With 60 percent of fresh fruits and vegetables and 80 percent of seafood coming from outside the U.S., imported food makes up a substantial and growing portion of our food supply. Also, we are increasingly eating foods that are consumed raw and that have often been associated with foodborne illness outbreaks, including leafy greens such as spinach. How are you managing your suppliers? Are you still using paper systems and fragmented IT systems? A recall like the egg recall severely hurts consumer confidence. When consumer confidence in the nation’s food supply is weakened, it often causes a company irreparable damage in reputation and bottom line.
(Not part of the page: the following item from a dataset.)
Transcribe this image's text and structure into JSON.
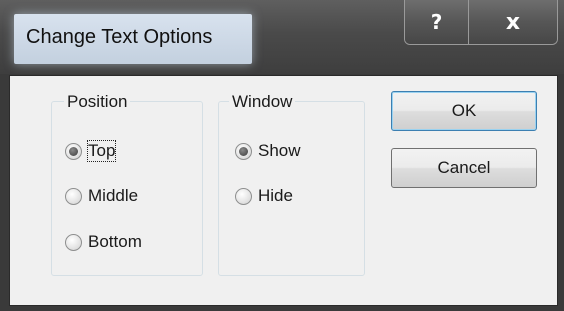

Yet it continues to happen. Is it really because our laws aren’t strict enough? Do we need to have an FDA inspector on every food manufacturers site? It’s true that food processing companies are faced with the continuous challenge of maximizing food safety while adhering to the growing number of regulations, such as ISO 22000, FDA 21 CFR Part 110, FDA Bioterrorism Act of 2002 and HACCP. But the real problem lies within the organization’s processes. In the majority of cases, they are fragmented and disconnected. Procedures are not always well documented. Required process steps are not always completed. Employees don’t always know or understand their responsibility or authority. Suppliers are not always closely monitored or enforced to continue their own quality process improvements.
Food processing companies need to take a look into the same principles of industrial automation and apply it to best practices in quality and safety management automation and think of the system as a whole – a global program, trained employees, well-documented SOPs and utilizing technology properly to put global practices and procedures in place.
The focus should be on continuous process improvement and the implementation of an automated and integrated Safety and Quality system across the enterprise. A well-designed and implemented safety and quality management system can reduce risk and improve performance and profitability.
By having total automated quality and safety process control, food processing companies can look at achieving consistent yield and uniformity from product to product, and from batch to batch, with increased traceability and trust along your entire production process for complete sustainability.
September is National Food Safety Education Month. This month-long campaign is held every September and focuses on the importance of food safety education for the restaurant and foodservice industry, while raising awareness of the industry’s commitment to food safety. Perhaps this is a good time to load up your own plate with a Quality and Safety system that will keep you out of the news.